Over the last year, EJF has visited ports and shelters in Taiwan, where we heard stories of violence, abuse and threats; of workers promised good wages and working conditions, but faced with squalid conditions and heavy financial deductions for food, travel, medical checks and accommodation; left working long hours, in unsafe and inhumane conditions, for little or no money.
Violence against workers is commonplace, while families back home are also often also a target, liable for workers’ debts if they flee.
The EU “yellow card” did trigger action in Taiwan, with the government revising its existing fishery law and improving control of its distant water fleet, but these efforts do not go far enough, particularly in improving conditions for migrant fishermen.
Illegal practices remain rife and migrant workers continue to be left at the mercy of unscrupulous brokers and captains, which threatens to undermine the positive steps made to tackle the challenges facing its fisheries.
Over the course of the next year, EJF will be expanding its presence in Taiwan.

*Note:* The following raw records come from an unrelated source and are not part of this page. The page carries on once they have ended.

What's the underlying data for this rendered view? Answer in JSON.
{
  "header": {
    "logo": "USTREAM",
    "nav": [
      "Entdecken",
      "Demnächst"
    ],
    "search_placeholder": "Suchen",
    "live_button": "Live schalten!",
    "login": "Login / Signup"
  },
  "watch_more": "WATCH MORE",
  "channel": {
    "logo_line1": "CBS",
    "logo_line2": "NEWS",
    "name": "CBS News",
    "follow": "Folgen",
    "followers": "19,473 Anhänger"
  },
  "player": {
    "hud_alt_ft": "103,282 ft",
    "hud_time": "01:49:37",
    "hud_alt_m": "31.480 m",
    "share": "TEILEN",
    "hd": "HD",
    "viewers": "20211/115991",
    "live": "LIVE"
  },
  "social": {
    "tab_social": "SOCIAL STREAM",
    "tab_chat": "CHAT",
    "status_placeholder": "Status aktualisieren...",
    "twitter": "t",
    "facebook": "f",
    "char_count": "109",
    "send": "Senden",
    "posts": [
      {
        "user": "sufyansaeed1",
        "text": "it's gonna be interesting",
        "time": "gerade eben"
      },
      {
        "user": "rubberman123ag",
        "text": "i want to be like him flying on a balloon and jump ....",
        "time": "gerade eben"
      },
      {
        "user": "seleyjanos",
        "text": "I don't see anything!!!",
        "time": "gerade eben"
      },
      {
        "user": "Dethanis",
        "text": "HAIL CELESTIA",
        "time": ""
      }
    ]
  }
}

We will work with local activists to continue to document human rights and environment issues facing the domestic fishing industry and similar issues facing its distant water fleet, where fish stocks remain under severe pressure and and similar issues facing its distant water fleet where workers have even less protection. We will share our findings and recommendations with Taiwanese authorities with the aim of producing constructive improvements.
In doing so, we will take another step towards our goal of eradicating illegal fishing and ending the environmental destruction and human rights abuses that continue blight fisheries in Taiwan and across the world.